Tuesday, September 18, 2012

The Return of Sherlock Holmes

By Arthur Conan Doyle

For today's post, I thought I'd try something new. The standard review format I've been relying on for the past couple years (certainly more sporadically this past year) has felt a little stale lately... whether from lack of readership or just from lack of my own inspiration, I'm not sure. Either way, I thought I might take a little more creative angle on the review thing. Instead of writing a review, I'll write a poem inspired by a few key passages that jumped out at me, or perhaps a particularly poignant scene or character... whatever most inspires me about what I just read. For today's book - The Return of Sherlock Holmes - that was the peculiar (as in both singular/unique and a little bit odd) dynamics of the friendship between Sherlock Holmes and Doctor Watson. Without further ado:

That oh-so-human warm flush
colours your cheeks with pleasure
you cannot/choose not/want not
to conceal; betrays your stoic
self-contained self-generated self-sufficient
pride; proves you to be not immune
(as we - some of us - never I - suspected)
to the spontaneous wonder which springs
from the awed, affectionate regard of a friend.
No, not quite the unfeeling machine
they believe you to be.
I know better. Of course.
I know you better; I have known
the softening of your features
that moves you to hide
your face your self from overexposure
(too raw is it, too unaccustomed
to exposure of any kind).
I have known the impulsive bow,
the irresistible (for you, for us) grin, and that
warm flush of colour oh-so-human
which accompany not the win alone, but
the intimate recognition.


  1. Wow! Excellent approach - interesting and it certainly pushes you as a writer to really be creative! Very nice.

  2. As an eight-year old, I could not put down Doyle's Sherlock Holmes stories. Read all of them at leat once; most, several times. Did that afternoons on end, when perhaps I would have done better to go outside and play with whatever ball was in season. I might have waited until your age or even later, for you have mined from these stories much, much more than I did at the time.

    Or maybe it was fine: after all, one has to start somewhere. And there still was time for football, basketball and baseball--which allow one to learn important things, too, but less nuanced lessons than the ideas that come from books.
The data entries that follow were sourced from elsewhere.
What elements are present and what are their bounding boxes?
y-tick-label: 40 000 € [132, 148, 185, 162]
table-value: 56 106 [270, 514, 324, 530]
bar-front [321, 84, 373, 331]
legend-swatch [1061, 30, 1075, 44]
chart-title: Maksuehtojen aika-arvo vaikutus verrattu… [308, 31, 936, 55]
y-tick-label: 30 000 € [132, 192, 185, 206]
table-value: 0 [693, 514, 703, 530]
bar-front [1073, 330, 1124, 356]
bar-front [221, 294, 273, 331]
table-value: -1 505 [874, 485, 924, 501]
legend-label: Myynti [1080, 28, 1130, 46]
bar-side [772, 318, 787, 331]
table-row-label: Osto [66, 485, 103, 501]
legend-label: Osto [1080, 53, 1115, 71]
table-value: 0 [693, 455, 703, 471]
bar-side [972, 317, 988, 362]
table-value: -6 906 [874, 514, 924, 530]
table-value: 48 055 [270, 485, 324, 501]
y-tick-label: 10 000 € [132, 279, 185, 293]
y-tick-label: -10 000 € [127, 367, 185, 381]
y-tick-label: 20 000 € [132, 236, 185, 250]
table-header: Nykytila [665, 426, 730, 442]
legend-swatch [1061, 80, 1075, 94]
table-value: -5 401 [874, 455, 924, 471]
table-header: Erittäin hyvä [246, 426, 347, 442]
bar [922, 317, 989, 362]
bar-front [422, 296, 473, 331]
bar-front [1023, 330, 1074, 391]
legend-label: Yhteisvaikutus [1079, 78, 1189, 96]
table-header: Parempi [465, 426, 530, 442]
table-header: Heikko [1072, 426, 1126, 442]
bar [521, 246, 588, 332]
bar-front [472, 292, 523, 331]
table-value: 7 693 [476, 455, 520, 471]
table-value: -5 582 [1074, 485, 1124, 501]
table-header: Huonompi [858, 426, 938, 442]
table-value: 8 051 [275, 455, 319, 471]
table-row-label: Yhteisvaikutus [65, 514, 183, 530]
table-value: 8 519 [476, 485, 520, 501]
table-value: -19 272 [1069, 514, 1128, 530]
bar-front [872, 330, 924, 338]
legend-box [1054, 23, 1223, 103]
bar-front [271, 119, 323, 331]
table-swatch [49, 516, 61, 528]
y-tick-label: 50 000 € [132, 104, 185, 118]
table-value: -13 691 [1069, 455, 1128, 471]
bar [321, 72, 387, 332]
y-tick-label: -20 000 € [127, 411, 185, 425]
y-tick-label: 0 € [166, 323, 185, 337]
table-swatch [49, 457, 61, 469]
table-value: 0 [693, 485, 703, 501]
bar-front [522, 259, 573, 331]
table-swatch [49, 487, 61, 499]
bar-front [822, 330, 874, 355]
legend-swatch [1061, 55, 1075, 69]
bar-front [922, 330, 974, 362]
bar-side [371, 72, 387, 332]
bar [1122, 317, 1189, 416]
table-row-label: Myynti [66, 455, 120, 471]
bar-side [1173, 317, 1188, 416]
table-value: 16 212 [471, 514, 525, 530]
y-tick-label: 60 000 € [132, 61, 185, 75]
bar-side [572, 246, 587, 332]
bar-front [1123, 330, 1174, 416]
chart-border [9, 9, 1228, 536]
Plus, I can read Sherlock Holmes again now, if I choose.

    In any event, I learn from your blog every time I look at it. I learn about you; I learn about books I should read; and (most strikingly) I learn about books I have read. Thanks for the chance.

    1. Dean, thank you so much for your comment! It means a lot to me to know that you read this blog and that you take something from it.

      I agree; Sherlock Holmes is one of those series that you can read at almost any age and glean something meaningful from. Have you encountered the BBC miniseries called Sherlock? It's a modernized take on it but arguably, in my opinion, may actually be an improvement on the originals! Supremely well written and acted.

    2. I have not run into the BBC miniseries, Molly. Thanks for the tip. Maybe it will be in the local video store, which is pretty good. Incidentally, I was a bit embarrassed by the typographical mistake in my earlier post. It was kind of you to overlook it.